Many are coerced by culture and  fear of its cults, living in the presence of men; but not He! Always do what pleases His Father, the Messiah had other referent. How lovely that so much, pursued with such discipline,  secured vast resources for many! (Matthew 20:28, 26:28).

At the very dawn, as He died, He delivered the thief by His side, crying, WHEN you come into Your kingdom,  remember me! "THIS DAY,"  He replied, "you will be with Me in paradise!" (Luke 23:43). So the  Potentate, pierced, made promise to the pilgrim, distinguished not by performance, but by faith passing beyond appearance,  to reality!


 

THE MERCY 31:21-24

The Certain Application

The ransom is now paid, as in Isaiah 53:6, and to each the way is opened as in Isaiah 53:10; for now those who receive this offering for their sin, constitute children for the Messiah. Not only did He not finally perish, being raised and restored, but they too will be like Him (I John 3:1-3), when the time of resurrection comes, and eternity is before them, unallayed, unalloyed, the place of consummate perfection.

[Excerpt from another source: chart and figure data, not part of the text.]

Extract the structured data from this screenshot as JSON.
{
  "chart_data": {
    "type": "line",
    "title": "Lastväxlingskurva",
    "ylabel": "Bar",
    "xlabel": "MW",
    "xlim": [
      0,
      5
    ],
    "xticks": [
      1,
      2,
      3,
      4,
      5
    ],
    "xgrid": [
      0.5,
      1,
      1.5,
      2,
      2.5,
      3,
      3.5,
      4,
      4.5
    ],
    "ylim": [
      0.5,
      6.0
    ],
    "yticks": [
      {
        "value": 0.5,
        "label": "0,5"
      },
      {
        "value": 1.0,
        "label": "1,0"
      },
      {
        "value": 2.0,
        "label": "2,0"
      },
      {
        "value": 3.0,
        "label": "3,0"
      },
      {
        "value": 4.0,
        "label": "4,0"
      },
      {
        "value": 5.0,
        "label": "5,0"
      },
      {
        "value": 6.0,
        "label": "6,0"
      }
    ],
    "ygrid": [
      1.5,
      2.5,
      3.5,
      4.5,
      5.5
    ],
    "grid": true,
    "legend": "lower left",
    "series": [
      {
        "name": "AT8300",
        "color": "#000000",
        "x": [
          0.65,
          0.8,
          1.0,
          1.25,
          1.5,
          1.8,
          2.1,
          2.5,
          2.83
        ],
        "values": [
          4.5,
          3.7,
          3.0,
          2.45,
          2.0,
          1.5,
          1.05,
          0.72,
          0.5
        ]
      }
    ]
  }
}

Paul links together this paean of praise,  the  Lord Himself made a prisoner and a victim that those who are in these  positions, strung up by sin,  might be freed (cf. Isaiah 61), with Isaiah 64:4, the latter stressing the singularity of the Sovereign Saviour along with the manifold mercies provided. That dual reference is found in I Corinthians 2:9. Thus Christ  Himself is found in faith. His Father heard when Christ cried, and so being delivered,  He delivered many. As Paul was moved to put it so beautifully and so memorably, as one recipient pilgrim (I Peter 2:11),  example to many more:

"And the Lord will deliver me from every evil work and preserve me
for His heavenly kingdom. To Him be glory forever and ever. Amen!"
,
(II Timothy 4:18).

That itself has echoes in II Cor. 1:10:

"Who delivered us from so great a death, and doth deliver:
 in whom we trust that He will yet deliver us ..."

"O love the Lord, all you His saints!" cries the Psalmist (31:23), "for the Lord preserves the faithful." He not only does this in time, but for eternity, a time of exquisite joy of which by His Spirit He now provides,  as we abide, we gain the foretaste (I Peter 1:3-8).  The Messiah, so often predicted, the vulnerable potentate, it is He who is the sacrificed sovereign, the wise Lord who gave Himself that He might be "Lord both of the dead and of the living, " Romans 14:9. SUCH a Lord is life! (John 10:10, 14:6). Resonance to v. 5, committing His  Spirit, is found in Luke 23:46,where  Christ directly applies this declaration to Himself (cf. Luke 4 and Isaiah 61). From this Messianic Psalm come the very words of His committal amid remorselessly grievous suffering, as His spent body visits death, though it could never hold Him.

His everlasting goings (as in Micah 5:1-3), His Messianic work (as in Hebrews 7-10), where by one sacrifice once made in the end of the Age, He has appeared "to put away sin by the sacrifice of Himself", His glory of departure from the tomb and prosecution of truth (Luke 24, John 20-21), rising to the everlasting wonder of His life with the Father (John 17, Matthew 28), the eternal life which He provides for His own people, all from first to last has not a glint of majesty, but an exposition of magnificence. Many seek magnificence; only One has it.